Tory cuts and austerity are wrecking our lives...

The Tories are wrecking workers’ lives. 

Sarah, a primary school teacher in Manchester, is fuming about plans to bring in performance-related pay in schools.

“My husband is a teacher too and we’ve just had a baby,” she told Socialist Worker. 

“But we can’t afford to buy a house. And performance related pay means I could be on the same wages five or ten years down the line.”

Unison member Sabera Mulla is a school support worker in Kirklees, west Yorkshire. 

She told Socialist Worker, “A lot of Unison members are single parents and earn less than the living wage.

“We’re sick of the pay freeze. People are having to sacrifice taking their children on days out because they don’t have enough money. They can’t do anything as a family.”

Paul, a firefighter in Manchester, said attacks on pensions put his future under threat. 

“I joined on a pension plan that meant my family would be protected and they want to rob that from me,” he told Socialist Worker.

“I could lose up to half my pension. We can’t back down.”

...and we're not all in it together

Tory toffs David Cameron and George Osborne claim we’ve all been making sacrifices over the last year four years

There are 104 billionaires in Britain with an average of £3 billion each

The poorest fifth of people in Britain share less than a tenth of that—just £28 billion, an average of £2,230 each

The super rich parasites have seen their total wealth rise by £56 billion over the past year. This is partly thanks to the Tories slashing the top rate of tax from 50p to 45p. Where’s our share?

Firefighters are angry at Tory attacks on their pensions

Firefighters are angry at Tory attacks on their pensions (Pic: Guy Smallman)

Firefighters call more action

Firefighters are set to strike over eight days from Monday of next week following their strike on 10 July. 

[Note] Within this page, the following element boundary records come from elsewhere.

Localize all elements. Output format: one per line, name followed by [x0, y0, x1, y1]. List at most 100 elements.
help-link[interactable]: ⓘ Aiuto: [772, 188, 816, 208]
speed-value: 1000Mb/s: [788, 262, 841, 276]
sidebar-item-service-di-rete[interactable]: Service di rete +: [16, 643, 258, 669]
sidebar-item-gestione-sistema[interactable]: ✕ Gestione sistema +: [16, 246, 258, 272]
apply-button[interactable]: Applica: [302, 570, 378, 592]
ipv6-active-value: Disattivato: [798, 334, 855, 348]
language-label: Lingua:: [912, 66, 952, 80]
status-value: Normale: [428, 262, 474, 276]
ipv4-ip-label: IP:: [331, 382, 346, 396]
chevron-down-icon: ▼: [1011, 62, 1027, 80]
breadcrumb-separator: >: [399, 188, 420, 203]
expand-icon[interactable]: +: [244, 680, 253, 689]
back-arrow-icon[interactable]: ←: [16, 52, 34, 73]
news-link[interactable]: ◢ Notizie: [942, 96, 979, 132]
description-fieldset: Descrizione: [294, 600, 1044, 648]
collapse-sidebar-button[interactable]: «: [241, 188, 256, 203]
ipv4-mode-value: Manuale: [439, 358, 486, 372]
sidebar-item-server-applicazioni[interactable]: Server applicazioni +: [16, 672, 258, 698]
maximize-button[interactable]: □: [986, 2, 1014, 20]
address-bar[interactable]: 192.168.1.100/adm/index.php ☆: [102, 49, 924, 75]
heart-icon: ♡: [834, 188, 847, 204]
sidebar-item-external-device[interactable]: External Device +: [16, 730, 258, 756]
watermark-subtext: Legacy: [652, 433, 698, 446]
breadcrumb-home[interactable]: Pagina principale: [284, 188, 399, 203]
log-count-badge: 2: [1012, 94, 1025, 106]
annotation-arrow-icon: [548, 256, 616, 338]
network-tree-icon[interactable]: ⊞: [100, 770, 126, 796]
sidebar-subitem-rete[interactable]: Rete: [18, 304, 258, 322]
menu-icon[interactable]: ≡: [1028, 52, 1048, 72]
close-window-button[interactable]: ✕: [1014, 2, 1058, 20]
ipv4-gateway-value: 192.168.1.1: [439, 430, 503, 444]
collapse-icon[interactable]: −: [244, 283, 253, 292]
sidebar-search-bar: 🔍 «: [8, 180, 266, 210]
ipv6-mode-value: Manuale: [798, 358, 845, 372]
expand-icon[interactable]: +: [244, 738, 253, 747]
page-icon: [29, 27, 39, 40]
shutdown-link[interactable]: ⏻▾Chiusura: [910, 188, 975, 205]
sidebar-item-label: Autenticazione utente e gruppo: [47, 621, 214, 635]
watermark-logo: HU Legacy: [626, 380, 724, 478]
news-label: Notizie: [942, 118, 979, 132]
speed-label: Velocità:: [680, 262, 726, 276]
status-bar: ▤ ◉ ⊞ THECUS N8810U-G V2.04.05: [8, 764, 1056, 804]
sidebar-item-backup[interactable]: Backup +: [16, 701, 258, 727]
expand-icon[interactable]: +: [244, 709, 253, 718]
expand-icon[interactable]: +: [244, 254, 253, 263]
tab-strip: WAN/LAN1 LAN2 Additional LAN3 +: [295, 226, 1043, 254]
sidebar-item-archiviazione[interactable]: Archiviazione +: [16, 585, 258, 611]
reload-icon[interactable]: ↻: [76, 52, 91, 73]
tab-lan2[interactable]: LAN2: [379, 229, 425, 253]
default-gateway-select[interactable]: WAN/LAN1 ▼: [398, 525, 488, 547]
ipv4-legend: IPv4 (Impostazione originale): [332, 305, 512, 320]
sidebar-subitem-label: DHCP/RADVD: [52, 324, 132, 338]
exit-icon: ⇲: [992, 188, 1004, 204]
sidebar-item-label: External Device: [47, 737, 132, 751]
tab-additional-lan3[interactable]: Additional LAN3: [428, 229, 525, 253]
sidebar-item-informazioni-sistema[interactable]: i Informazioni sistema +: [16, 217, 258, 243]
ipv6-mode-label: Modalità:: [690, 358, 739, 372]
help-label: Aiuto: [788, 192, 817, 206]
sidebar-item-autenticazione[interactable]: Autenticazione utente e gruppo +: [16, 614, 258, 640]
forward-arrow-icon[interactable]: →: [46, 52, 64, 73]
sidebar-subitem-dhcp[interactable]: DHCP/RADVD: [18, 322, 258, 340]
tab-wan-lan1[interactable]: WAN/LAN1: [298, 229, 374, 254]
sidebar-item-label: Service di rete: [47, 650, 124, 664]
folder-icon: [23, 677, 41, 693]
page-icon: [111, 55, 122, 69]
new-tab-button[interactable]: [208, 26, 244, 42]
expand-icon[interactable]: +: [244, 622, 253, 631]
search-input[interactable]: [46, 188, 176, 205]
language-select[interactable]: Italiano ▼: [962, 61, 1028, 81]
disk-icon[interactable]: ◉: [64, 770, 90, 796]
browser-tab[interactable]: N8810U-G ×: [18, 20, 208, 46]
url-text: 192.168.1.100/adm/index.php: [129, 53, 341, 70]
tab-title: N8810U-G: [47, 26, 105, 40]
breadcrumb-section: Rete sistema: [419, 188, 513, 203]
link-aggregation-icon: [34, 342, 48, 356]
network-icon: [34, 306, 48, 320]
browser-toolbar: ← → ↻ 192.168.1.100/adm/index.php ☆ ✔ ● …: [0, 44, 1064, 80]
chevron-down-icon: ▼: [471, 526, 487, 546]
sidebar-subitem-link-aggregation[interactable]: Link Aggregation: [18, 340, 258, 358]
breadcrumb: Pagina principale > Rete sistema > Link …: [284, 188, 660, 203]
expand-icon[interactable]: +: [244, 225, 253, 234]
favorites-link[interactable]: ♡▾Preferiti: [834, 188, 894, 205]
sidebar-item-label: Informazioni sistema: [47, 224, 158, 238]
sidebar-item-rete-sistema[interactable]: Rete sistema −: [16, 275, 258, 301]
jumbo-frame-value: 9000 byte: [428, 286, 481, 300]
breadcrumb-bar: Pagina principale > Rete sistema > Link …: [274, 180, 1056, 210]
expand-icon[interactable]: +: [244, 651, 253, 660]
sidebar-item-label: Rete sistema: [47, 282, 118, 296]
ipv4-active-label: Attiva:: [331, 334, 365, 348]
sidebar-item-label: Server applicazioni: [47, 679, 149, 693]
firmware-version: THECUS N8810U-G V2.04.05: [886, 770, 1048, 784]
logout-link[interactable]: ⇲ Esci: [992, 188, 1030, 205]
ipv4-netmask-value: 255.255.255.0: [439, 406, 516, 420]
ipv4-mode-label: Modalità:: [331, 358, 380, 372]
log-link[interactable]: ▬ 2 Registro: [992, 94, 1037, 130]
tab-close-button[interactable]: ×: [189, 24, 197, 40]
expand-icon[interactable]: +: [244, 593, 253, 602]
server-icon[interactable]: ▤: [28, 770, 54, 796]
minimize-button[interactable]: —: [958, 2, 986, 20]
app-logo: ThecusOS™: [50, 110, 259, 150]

Workers will walk out in a timetable of strikes lasting up to three hours each. 

Riccardo La Torre, Essex FBU brigade chair, told Socialist Worker “We called for eight days all out—but this is a step in the right direction.”

Firefighters have been in a dispute with the Tories for three years.

They are fighting proposals to rob up to half of firefighters’ pensions if they are unable to work until they are 60.

 “To go out with over a million workers on 10 July is vital for workers in our struggle.

"It’s about cuts, pay and austerity generally.

"Living standards are dropping and firefighters are being asked to pay more into our pension, which is likely to be stolen from us in old age.

"We are all feeling the effects. We have to stand up together.”